7. Türkische Truppen haben gestern Morgen nördlich Kalageran deutsche Truppen beschossen, die Feuer ...6 erwiderten. Türken haben zwischen San ...6 und Karakliß 3 Brücken verbrannt, Schanze Tiegenhof nördlich von Kalageran und denken vorläufig ...6 nicht daran, auf Karakliß zurückzugehen. Truppentransporte wegen vernichteter Brücken nunmehr dort unmöglich.

8. Ich erfahre: Türken haben nunmehr 8000 Mann zwischen Elisabethpol und Baku, erhalten täglich Verstärkung. Sie kämpfen seit 3 Tragen ohne Erfolg bei Misjusli 20 Kilomenter östlich Jewlach gegen Maximalisten von Baku. Diese haben dort 18 Bataillone aufgebracht ...3 Türken graben sich ein und versuchen, mit 3000 Mann nördliche Umgehung über Noshari-Goek Tschaiak Ssu.

9. ...3 Bammaloff heute abreist nach Konstantinopel. Er und Tschermoieff waren für bedingungslose Annexion des Nordkaukasus durch Türkei, sollen aber etwas schwankend geworden sein; jedenfalls sind sie ganz auf türkischer Seite.
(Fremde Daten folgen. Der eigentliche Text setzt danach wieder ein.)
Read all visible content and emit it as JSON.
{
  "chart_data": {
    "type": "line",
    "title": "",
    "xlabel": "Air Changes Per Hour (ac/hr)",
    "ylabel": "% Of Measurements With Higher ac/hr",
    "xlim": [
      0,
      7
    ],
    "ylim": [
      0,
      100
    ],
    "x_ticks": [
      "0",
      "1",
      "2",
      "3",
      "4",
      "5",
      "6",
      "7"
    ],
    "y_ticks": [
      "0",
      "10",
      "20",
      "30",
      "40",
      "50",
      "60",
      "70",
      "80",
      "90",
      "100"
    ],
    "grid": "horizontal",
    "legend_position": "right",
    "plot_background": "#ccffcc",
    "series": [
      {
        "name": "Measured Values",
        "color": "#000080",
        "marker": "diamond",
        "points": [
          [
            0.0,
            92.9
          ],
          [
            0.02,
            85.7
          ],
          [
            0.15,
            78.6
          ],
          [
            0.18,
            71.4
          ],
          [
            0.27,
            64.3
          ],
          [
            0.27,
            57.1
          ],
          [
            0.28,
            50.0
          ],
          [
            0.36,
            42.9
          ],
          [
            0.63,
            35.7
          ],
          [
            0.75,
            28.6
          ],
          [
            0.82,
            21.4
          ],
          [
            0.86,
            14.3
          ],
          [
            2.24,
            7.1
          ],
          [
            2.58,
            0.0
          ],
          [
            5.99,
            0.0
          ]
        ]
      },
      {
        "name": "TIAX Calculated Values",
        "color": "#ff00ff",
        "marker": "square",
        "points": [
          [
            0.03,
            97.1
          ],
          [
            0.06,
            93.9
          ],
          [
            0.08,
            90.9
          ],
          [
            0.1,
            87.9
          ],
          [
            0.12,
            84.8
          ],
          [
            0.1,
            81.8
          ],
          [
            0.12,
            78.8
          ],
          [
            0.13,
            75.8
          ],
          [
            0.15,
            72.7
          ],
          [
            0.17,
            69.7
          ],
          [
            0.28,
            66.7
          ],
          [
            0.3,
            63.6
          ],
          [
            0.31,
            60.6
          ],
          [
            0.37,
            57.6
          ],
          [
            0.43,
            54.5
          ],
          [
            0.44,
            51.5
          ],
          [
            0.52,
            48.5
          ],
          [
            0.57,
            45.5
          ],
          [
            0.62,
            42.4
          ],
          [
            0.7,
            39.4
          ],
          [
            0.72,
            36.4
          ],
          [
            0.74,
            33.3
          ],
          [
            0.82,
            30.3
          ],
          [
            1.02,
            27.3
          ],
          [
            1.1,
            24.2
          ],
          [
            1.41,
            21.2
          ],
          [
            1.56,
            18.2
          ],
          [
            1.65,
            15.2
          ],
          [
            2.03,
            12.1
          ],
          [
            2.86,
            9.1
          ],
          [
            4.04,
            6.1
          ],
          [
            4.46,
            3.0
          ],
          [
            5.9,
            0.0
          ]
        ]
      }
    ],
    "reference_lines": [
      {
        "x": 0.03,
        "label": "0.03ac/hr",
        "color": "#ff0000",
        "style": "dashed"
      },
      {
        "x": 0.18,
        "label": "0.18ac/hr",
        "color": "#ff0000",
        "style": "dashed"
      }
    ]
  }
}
Inzwischen hier die Vettern Kundukhoff aufgetreten, von denen einer ein Sohn Bekirsami Beys. Sie sind Osseten, türkische Untertanen und offenbar ebenfalls türkische Emissäre. Ihr Programm soll sein: eine Armee und eine auswärtige Politik mit Türkei, ...3 Autonomie des Nordkaukasus. Sie erklären Bamatoff und Genossen für Usurpatoren, die nur ihre Güter von Maximalisten befreien wollen.

10. Türken haben in Batum alle muhammedanischen Nationalisten (türkenfeindliche und zu Georgien neigende) verhaftet. Hiesige Regierung bittet dringend, etwas für diese Leute zu tun, da sonst Abstimmung in Batum voraussichtlich für Türken ausfallen wird.


[Schulenburg]


1 A 23638.
2 A 25348.
3 Gruppe verst.
4 Gruppe fehlt.
5 Gruppe unv.
6 Gruppe unverst.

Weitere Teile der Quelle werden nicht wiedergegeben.